Die letzten Schritte, die letzte Mahlzeit, die letzte Zigarette – alles hörte sich so schrecklich endgültig an, und sie schauderte plötzlich, als sie näher darüber nachdachte.
Der Dunst hüllte sie ein. Er war wie ein helles, gefährliches Gespinst, das allein seinen Willen und seine Wünsche formulierte. Er war einfach da, es war schlimm, er drückte, und er drängte sich auch in die Lücken am Waldrand.

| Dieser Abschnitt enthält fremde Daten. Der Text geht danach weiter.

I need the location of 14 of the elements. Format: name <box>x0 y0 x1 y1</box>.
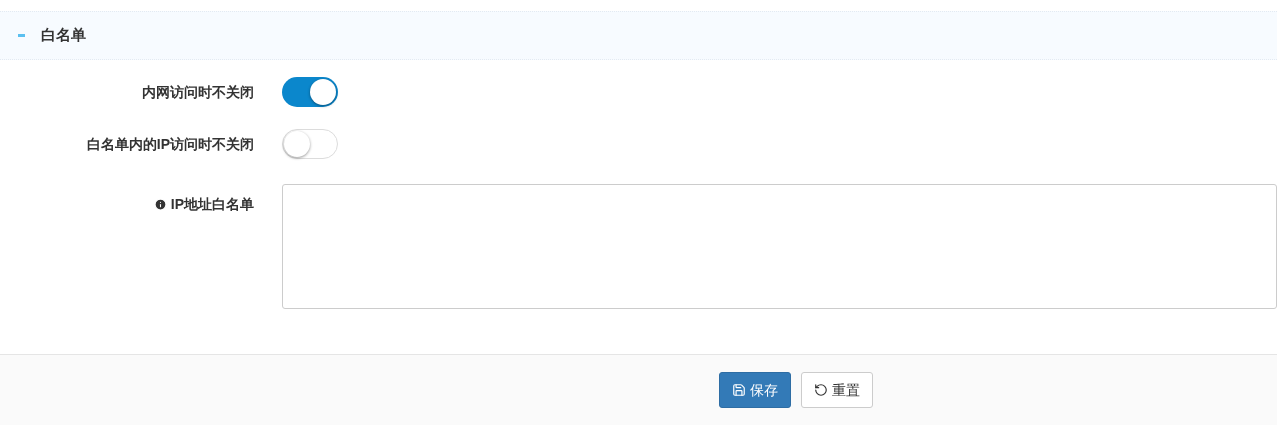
ip-whitelist-textarea[interactable] <box>282 184 1277 309</box>
section-title: 白名单 <box>41 25 86 46</box>
section-header[interactable]: 白名单 <box>0 11 1277 60</box>
field-label: 内网访问时不关闭 <box>142 82 254 102</box>
toggle-switch[interactable] <box>282 129 338 159</box>
field-label: IP地址白名单 <box>170 195 254 214</box>
save-icon <box>732 383 746 397</box>
field-label: 白名单内的IP访问时不关闭 <box>86 134 254 154</box>
toggle-switch[interactable] <box>282 77 338 107</box>
reset-icon <box>814 383 828 397</box>
reset-button[interactable]: 重置 <box>801 372 873 408</box>
collapse-icon[interactable] <box>18 34 25 37</box>
info-icon <box>153 198 167 211</box>
save-button[interactable]: 保存 <box>719 372 791 408</box>
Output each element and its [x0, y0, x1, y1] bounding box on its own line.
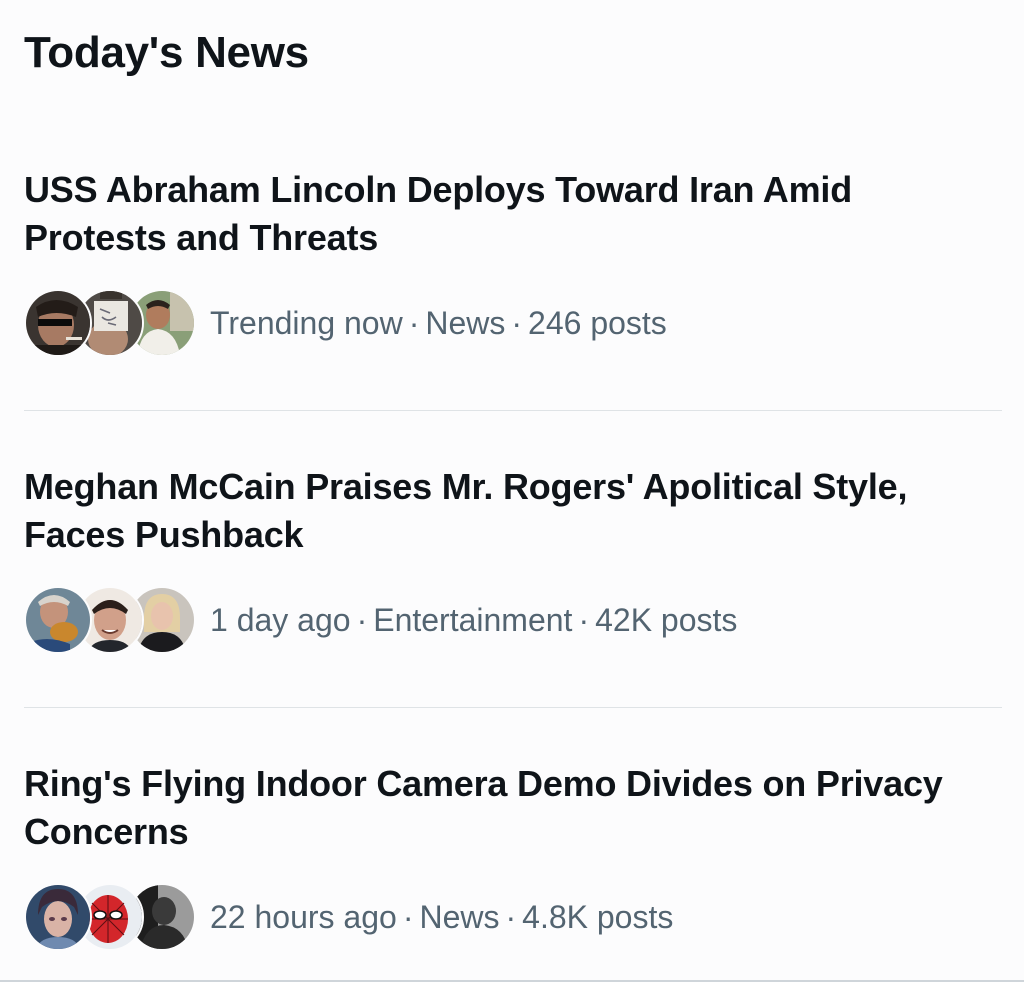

Ein Pfad, der seinen Namen kaum verdiente, tat sich vor ihnen auf. Er führte wie ein Kanal in die Tiefe, und Brenda erwartete sie lächelnd am Beginn des schmalen Weges.
»Es sind nur zwei Schritte, Jane…«
»Natürlich.« Sie holte tief Atem. Den Geruch schmeckte sie längst im Hals. Er kam ihr so bitter vor.
Dann ging sie.
Der Wald war da, er war sie, sie war er. Sie war ein Teil von ihm geworden, ein Puzzle im Mosaik der Natur, und sie fühlte sich nicht schlecht dabei.
Welch wahnsinnige Geräusche sie umgaben! Laute, die Jane nie zuvor in ihrem Leben in dieser Konzentration gehört hatte.
Da war ein Raunen, ein Singen, ein Flüstern, ein geheimnisvolles Rascheln, obwohl sie nicht einmal schattenhafte Umrisse erkennen konnte. Diejenigen, die diese Geräusche produzierten, hatten sich zurückgezogen oder lauerten im Unsichtbaren, wo sie zwar sehen konnten, aber nicht gesehen wurden.
Der Wald war gefüllt mit einem anderen, fremden, unheimlichen Leben, und Jane Collins fragte sich, ob es die Verdammten der Nacht waren, die sich so benahmen.
Natürlich dachte sie auch an einen Rückweg. Sich umdrehen, verschwinden, eintauchen in das Gespinst aus Dunst und Unterholz.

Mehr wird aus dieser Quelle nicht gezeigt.